A genome-wide, machine learning-guided exploration of the cis-regulatory code involved in neuronal differentiation

Gene expression is controlled by proximal and distal cis-regulatory elements (CREs), containing DNA motifs bound by various transcription factors (TFs). Other sequence features, such as specific k-mers or low complexity regions, have also been implicated. However, in a dynamic biological process such as cell differentiation, we lack an understanding of how the transcriptional activity of CREs progressively change and what sequence features underlie these transitions, which may reflect common and/or coordinated regulatory processes. Here, we use single-cell ATAC-seq and RNA-seq to follow, at a genome scale, CREs along differentiation of induced pluripotent stem cells into cortical neurons and develop a method to automatically identify the diversity of CRE profiles and their underlying sequence features. We propose a machine-learning guided clustering algorithm, STOIC (Statistical learning TO Inform Clustering), that jointly learns an unsupervised clustering of the CREs in the space of the activity profiles and a supervised predictor associated with each cluster in the DNA-sequence space. This procedure explores the expression space and delineates the CRE clusters iteratively in order to optimize the performance of a supervised classifier predicting CRE cluster membership based on DNA sequence features.

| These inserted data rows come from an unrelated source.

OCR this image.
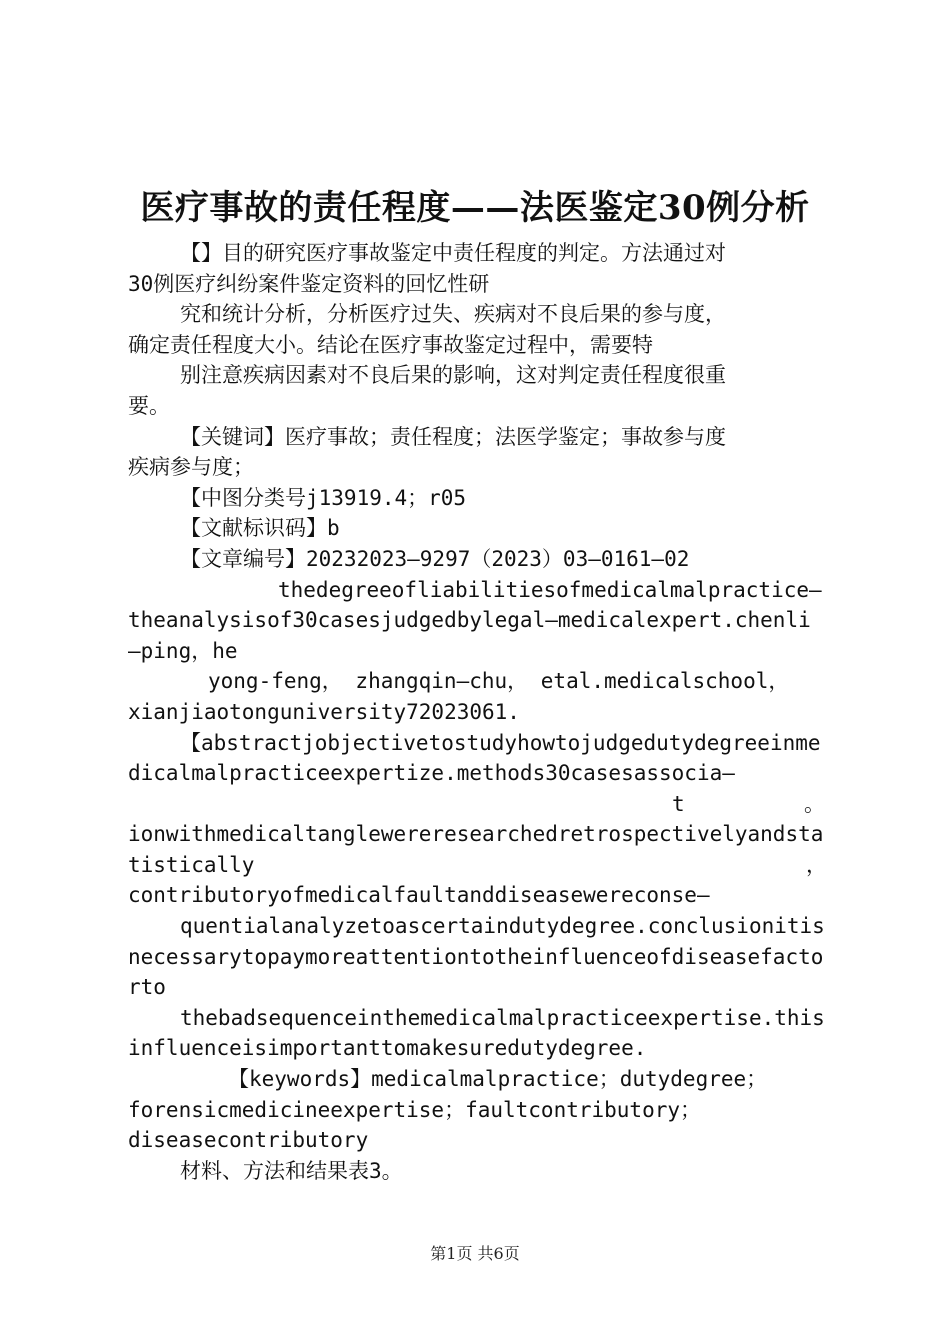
医疗事故的责任程度——法医鉴定30例分析
【】目的研究医疗事故鉴定中责任程度的判定。方法通过对
30例医疗纠纷案件鉴定资料的回忆性研
究和统计分析，分析医疗过失、疾病对不良后果的参与度，
确定责任程度大小。结论在医疗事故鉴定过程中，需要特
别注意疾病因素对不良后果的影响，这对判定责任程度很重
要。
【关键词】医疗事故；责任程度；法医学鉴定；事故参与度
疾病参与度；
【中图分类号j13919.4；r05
【文献标识码】b
【文章编号】20232023—9297（2023）03—0161—02
thedegreeofliabilitiesofmedicalmalpractice—
theanalysisof30casesjudgedbylegal—medicalexpert.chenli
—ping，he
yong-feng， zhangqin—chu， etal.medicalschool，
xianjiaotonguniversity72023061.
【abstractjobjectivetostudyhowtojudgedutydegreeinme
dicalmalpracticeexpertize.methods30casesassocia—
t	。
ionwithmedicaltanglewereresearchedretrospectivelyandsta
tistically	，
contributoryofmedicalfaultanddiseasewereconse—
quentialanalyzetoascertaindutydegree.conclusionitis
necessarytopaymoreattentiontotheinfluenceofdiseasefacto
rto
thebadsequenceinthemedicalmalpracticeexpertise.this
influenceisimportanttomakesuredutydegree.
【keywords】medicalmalpractice；dutydegree；
forensicmedicineexpertise；faultcontributory；
diseasecontributory
材料、方法和结果表3。
第1页 共6页
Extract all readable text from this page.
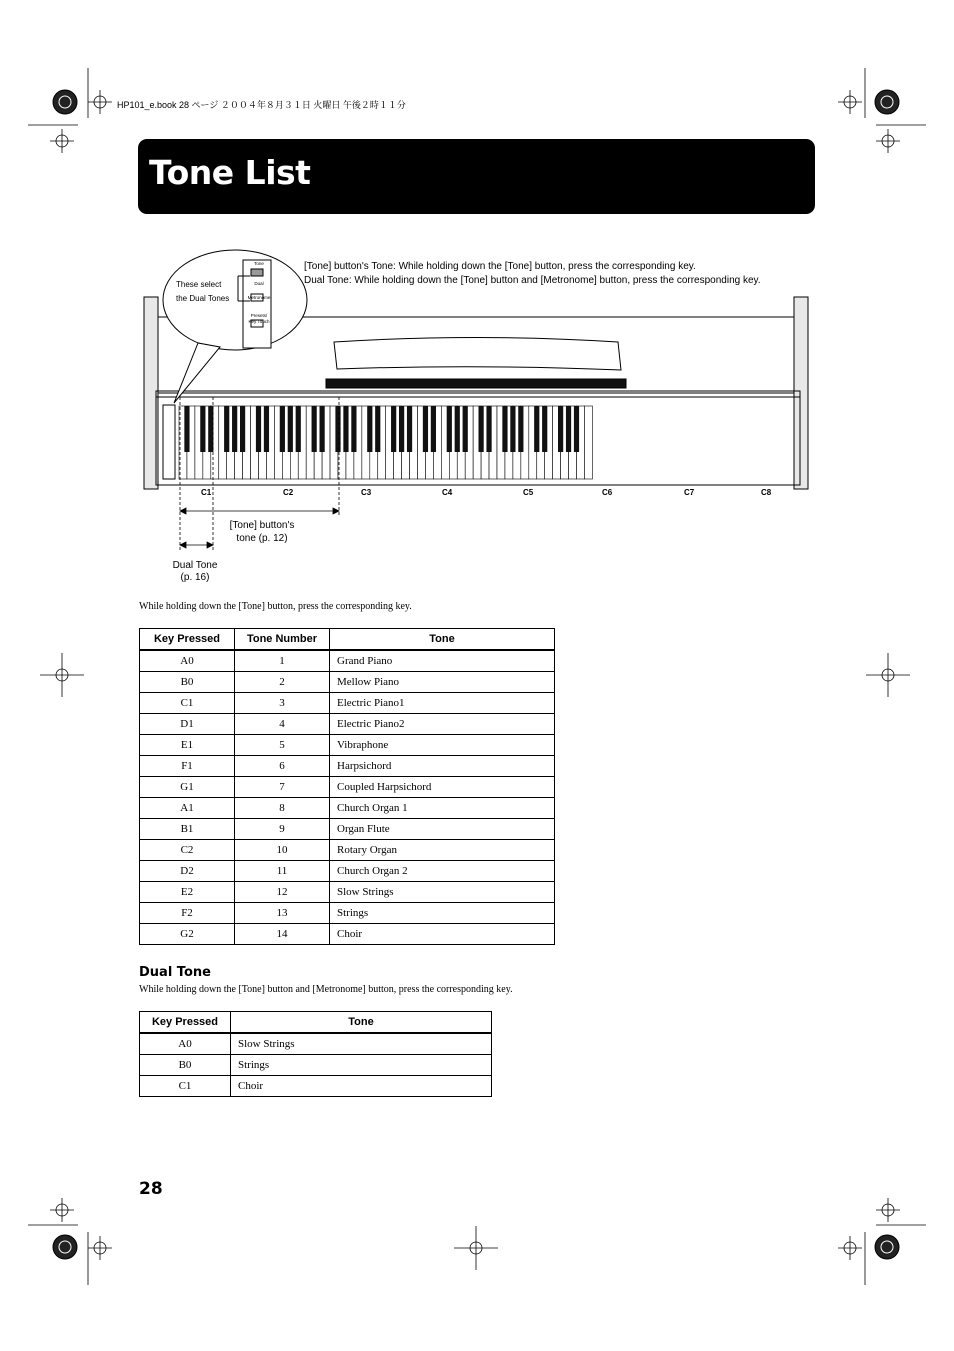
HP101_e.book 28 ページ ２００４年８月３１日 火曜日 午後２時１１分
Tone List
These select
the Dual Tones
Tone
Dual
Metronome
Presets/
Key Touch
[Tone] button's Tone: While holding down the [Tone] button, press the corresponding key.
Dual Tone: While holding down the [Tone] button and [Metronome] button, press the corresponding key.
C1	C2	C3	C4	C5	C6	C7	C8
[Tone] button's
tone (p. 12)
Dual Tone
(p. 16)
While holding down the [Tone] button, press the corresponding key.
Key Pressed	Tone Number	Tone
A0	1	Grand Piano
B0	2	Mellow Piano
C1	3	Electric Piano1
D1	4	Electric Piano2
E1	5	Vibraphone
F1	6	Harpsichord
G1	7	Coupled Harpsichord
A1	8	Church Organ 1
B1	9	Organ Flute
C2	10	Rotary Organ
D2	11	Church Organ 2
E2	12	Slow Strings
F2	13	Strings
G2	14	Choir
Dual Tone
While holding down the [Tone] button and [Metronome] button, press the corresponding key.
Key Pressed	Tone
A0	Slow Strings
B0	Strings
C1	Choir
28
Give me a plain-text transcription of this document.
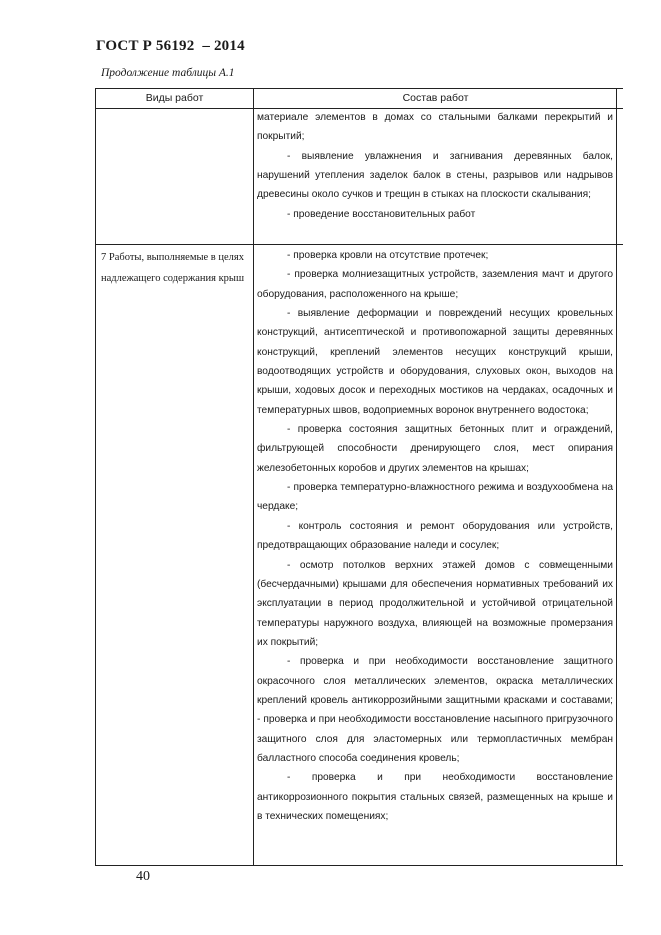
ГОСТ Р 56192  – 2014
Продолжение таблицы А.1
Виды работ	Состав работ

материале элементов в домах со стальными балками перекрытий и покрытий;

- выявление увлажнения и загнивания деревянных балок, нарушений утепления заделок балок в стены, разрывов или надрывов древесины около сучков и трещин в стыках на плоскости скалывания;

- проведение восстановительных работ

7 Работы, выполняемые в целях надлежащего содержания крыш

- проверка кровли на отсутствие протечек;

- проверка молниезащитных устройств, заземления мачт и другого оборудования, расположенного на крыше;

- выявление деформации и повреждений несущих кровельных конструкций, антисептической и противопожарной защиты деревянных конструкций, креплений элементов несущих конструкций крыши, водоотводящих устройств и оборудования, слуховых окон, выходов на крыши, ходовых досок и переходных мостиков на чердаках, осадочных и температурных швов, водоприемных воронок внутреннего водостока;

- проверка состояния защитных бетонных плит и ограждений, фильтрующей способности дренирующего слоя, мест опирания железобетонных коробов и других элементов на крышах;

- проверка температурно-влажностного режима и воздухообмена на чердаке;

- контроль состояния и ремонт оборудования или устройств, предотвращающих образование наледи и сосулек;

- осмотр потолков верхних этажей домов с совмещенными (бесчердачными) крышами для обеспечения нормативных требований их эксплуатации в период продолжительной и устойчивой отрицательной температуры наружного воздуха, влияющей на возможные промерзания их покрытий;

- проверка и при необходимости восстановление защитного окрасочного слоя металлических элементов, окраска металлических креплений кровель антикоррозийными защитными красками и составами; - проверка и при необходимости восстановление насыпного пригрузочного защитного слоя для эластомерных или термопластичных мембран балластного способа соединения кровель;

- проверка и при необходимости восстановление антикоррозионного покрытия стальных связей, размещенных на крыше и в технических помещениях;

40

STOIC is specifically designed to provide readily interpretable results. We show that the method identifies CRE profiles associated with highly predictive sequence features and outperforms methods solely concerned with co-activity clustering on this task. Orthogonal data collected in the same settings link the inferred CRE clusters to specific enhancer or promoter signatures. Furthermore, we show that the DNA features unveiled by STOIC reflect biologically relevant regulators and offer a valuable basis to dissect elements of the cis-regulatory grammar. Finally, we demonstrate the general applicability of STOIC by analyzing five bulk CAGE datasets of human cells responding to various treatments.